The National Cyber Security Centre (NCSC) explained that it is still “working to fully understand UK impact and any potential cases of active exploitation affecting UK networks.”

It added that CVE-2025-53521 could lead to remote code execution (RCE) “when a BIG-IP APM access policy is configured on a virtual server.”

In a security advisory, F5 explained that the flaw was originally classified as a denial-of-service vulnerability with a CVSS score of 7.5. However, “due to new information obtained in March 2026” the CVE is being re-categorized as an RCE flaw with a score of 9.8.

Read more on F5 vulnerabilities: Firms Urged to Patch as Attackers Exploit Critical F5 Bugs

The US Cybersecurity and Infrastructure Security Agency (CISA) added the CVE to its Known Exploited Vulnerabilities (KEV) catalog and gave federal agencies up to midnight on March 30 to patch – reflecting the seriousness of the bug.

"This type of vulnerability is a frequent attack vector for malicious cyber actors and poses significant risks to the federal enterprise," it said.

F5 urged customers to consult their corporate security policy for incident handling guidelines including forensic best practices, in the event of compromise.

“More specifically, review the policies to ensure that they comply with evidence collection and forensics procedures for a security incident before you attempt to recover the system,” it added.

“Additionally, if you do not know exactly when the system was compromised, your UCS [user configuration set] backups may have been created afterward, or both, F5 strongly recommends that you rebuild the configuration from scratch because UCS files from compromised systems can contain persistent malware.”

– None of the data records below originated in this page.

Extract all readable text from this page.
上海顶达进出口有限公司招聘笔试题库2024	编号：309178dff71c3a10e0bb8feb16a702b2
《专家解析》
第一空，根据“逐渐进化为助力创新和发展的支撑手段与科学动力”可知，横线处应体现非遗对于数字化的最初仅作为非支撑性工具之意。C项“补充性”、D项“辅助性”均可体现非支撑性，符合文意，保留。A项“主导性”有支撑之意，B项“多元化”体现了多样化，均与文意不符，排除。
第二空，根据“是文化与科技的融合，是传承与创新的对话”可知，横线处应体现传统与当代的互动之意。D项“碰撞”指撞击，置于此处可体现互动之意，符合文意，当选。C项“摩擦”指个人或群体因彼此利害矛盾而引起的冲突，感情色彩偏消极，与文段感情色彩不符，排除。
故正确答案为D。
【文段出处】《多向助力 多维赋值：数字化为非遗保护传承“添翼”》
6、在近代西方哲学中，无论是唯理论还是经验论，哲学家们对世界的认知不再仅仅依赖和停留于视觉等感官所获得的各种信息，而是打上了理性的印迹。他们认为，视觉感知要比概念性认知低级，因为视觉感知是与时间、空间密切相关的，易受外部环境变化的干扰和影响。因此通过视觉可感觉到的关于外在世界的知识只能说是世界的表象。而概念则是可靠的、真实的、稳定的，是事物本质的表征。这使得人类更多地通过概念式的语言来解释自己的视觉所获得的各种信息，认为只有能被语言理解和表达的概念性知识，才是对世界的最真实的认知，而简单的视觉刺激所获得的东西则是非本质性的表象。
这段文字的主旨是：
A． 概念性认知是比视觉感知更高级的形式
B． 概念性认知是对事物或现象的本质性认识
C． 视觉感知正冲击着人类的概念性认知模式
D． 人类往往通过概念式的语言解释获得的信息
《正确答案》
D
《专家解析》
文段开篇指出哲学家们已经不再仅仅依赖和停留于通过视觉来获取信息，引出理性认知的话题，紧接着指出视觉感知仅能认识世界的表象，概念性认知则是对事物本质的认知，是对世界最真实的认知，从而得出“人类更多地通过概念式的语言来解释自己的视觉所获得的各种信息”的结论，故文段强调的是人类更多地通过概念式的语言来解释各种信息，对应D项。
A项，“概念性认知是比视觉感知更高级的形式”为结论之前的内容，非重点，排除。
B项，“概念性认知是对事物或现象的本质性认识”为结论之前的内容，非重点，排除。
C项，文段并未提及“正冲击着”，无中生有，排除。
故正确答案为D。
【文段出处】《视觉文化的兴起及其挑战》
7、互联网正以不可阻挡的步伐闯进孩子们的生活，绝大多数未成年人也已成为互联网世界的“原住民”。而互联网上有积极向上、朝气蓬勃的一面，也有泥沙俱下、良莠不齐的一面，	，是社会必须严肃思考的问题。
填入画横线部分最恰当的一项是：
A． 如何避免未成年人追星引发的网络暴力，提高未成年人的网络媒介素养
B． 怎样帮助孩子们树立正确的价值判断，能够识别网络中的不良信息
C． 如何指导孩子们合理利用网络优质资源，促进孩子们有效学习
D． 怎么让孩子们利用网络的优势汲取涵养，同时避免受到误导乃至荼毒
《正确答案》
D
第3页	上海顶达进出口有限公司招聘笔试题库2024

What F5 Customers Should Do Next

The NCSC recommended F5 customers do the following:

• Read F5’s security advisory and Indicators of Compromise
• Isolate affected systems where possible and replace with a new, fully updated system – although this may cause a service outage
• Fully investigate for evidence of compromise in line with F5 guidance. If this isn’t possible, the affected system should be “erased/destroyed and rebuilt as new”
• Report any incidents of compromise to the NCSC 
• Update to the latest version of the product
• Apply appropriate security hardening
• Re-enable/reintroduce the affected system(s)
• Perform continuous threat hunting  

F5 products are popular targets for sophisticated threat actors, including nation states.

Last October the tech vendor revealed that a state-backed group had achieved “long-term, persistent access” to its own systems, stealing source code and undisclosed information about vulnerabilities in its products.